I’m building a mobile app using Python Kivy that will run on Android phones. My app needs to connect to external APIs and I’m worried about keeping my API credentials safe.
Right now I have my API details hardcoded like this:
I’m concerned that when I build the APK file, someone might be able to extract these sensitive details. I also want to be able to update my API keys later without having to push new app versions to users.
What are some good ways to handle this? I’ve heard about using environment variables or remote config but I’m not sure how to implement these properly in a Kivy Android app. Any suggestions for secure approaches would be really helpful.
Firebase Remote Config works perfectly for this. Store your API credentials on Firebase’s servers and fetch them at startup.

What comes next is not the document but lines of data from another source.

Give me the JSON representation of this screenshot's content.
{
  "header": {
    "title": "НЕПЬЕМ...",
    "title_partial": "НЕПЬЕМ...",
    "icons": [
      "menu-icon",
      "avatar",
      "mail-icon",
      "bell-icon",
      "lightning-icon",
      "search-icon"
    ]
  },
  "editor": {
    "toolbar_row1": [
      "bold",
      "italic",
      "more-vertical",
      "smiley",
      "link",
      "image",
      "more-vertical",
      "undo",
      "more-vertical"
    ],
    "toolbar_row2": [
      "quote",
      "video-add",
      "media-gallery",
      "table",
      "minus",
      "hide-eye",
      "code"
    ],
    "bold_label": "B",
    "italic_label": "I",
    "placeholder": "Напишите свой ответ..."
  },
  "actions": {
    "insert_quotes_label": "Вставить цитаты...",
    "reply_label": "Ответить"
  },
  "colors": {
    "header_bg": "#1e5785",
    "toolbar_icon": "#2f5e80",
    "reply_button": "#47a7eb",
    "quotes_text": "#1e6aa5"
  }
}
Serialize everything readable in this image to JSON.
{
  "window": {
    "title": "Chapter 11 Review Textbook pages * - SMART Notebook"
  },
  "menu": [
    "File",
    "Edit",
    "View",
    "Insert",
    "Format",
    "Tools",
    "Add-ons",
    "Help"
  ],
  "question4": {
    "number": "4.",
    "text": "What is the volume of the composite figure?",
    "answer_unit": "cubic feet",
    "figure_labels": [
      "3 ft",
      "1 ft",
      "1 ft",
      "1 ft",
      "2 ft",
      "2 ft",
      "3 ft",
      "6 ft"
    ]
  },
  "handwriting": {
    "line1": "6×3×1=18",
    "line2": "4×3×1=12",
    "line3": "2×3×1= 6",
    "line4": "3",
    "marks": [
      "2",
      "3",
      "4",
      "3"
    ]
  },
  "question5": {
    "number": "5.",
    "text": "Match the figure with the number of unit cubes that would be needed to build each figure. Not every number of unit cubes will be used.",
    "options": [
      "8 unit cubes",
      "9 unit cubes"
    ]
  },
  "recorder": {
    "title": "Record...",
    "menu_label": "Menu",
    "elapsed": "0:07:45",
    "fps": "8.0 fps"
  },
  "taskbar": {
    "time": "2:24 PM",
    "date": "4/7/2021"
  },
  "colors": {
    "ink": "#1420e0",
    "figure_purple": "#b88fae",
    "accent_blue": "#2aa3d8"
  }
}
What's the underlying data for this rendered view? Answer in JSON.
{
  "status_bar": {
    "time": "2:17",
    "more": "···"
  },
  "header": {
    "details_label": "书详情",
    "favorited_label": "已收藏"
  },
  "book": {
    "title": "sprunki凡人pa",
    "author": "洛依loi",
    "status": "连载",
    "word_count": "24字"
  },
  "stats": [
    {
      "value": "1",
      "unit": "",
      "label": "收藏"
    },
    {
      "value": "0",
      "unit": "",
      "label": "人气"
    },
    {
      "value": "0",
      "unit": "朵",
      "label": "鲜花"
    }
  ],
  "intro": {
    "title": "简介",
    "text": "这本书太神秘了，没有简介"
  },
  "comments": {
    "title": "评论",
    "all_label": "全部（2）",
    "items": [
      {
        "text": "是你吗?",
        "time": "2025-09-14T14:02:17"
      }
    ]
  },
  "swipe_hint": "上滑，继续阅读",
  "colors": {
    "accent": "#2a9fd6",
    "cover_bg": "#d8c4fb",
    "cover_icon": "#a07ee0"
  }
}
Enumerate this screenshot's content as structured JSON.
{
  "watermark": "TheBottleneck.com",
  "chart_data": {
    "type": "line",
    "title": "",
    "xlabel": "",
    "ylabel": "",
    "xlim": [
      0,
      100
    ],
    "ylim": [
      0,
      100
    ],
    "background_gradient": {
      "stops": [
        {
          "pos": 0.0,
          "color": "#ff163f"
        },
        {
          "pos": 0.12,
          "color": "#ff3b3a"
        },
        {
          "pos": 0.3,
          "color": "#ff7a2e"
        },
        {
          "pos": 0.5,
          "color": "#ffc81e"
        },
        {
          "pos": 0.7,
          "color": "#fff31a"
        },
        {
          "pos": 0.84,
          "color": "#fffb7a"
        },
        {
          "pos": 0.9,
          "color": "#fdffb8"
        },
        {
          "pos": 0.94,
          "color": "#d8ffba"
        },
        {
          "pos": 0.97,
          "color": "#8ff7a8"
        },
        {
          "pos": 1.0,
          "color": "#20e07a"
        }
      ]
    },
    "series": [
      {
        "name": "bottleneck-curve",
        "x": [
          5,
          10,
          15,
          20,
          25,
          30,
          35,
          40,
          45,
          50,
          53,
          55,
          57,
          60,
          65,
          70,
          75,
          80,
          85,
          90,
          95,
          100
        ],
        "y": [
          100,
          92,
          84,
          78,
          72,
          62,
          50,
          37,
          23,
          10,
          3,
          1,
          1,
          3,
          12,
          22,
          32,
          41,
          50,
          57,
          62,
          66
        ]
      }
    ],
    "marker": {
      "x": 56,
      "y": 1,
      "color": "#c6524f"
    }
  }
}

Since the credentials aren’t in your APK, reverse engineering becomes way harder. I set up a fallback that caches the last credentials locally for offline startups. Best part? Instant updates. Change your API keys in Firebase console and all active apps grab the new values within hours - no app store updates needed. Setup’s easy with their Python SDK, and you can target different user segments with different credentials if needed. Free tier handles most small/medium apps just fine.
Honestly, just use environment variables with buildozer. Create a .env file locally and load it during dev, then set the vars in your CI/CD pipeline or hosting platform for production builds. Keeps secrets out of your code completely and works great with Kivy Android builds.
Here’s what worked for me - I used a hybrid approach with encrypted storage plus secure initialization. Don’t hardcode credentials. Instead, store them in an encrypted local file using Python’s cryptography library with a key derived from device-specific info. When the app starts up, it decrypts and loads the credentials into memory. For remote updates, I built a simple endpoint that serves encrypted config updates. The app fetches and decrypts them locally. You avoid hardcoding sensitive data but can still update credentials remotely. Just make sure your encryption is solid and the device-specific derivation method stays consistent across app updates. Takes some setup work upfront, but you get good security without depending entirely on external services.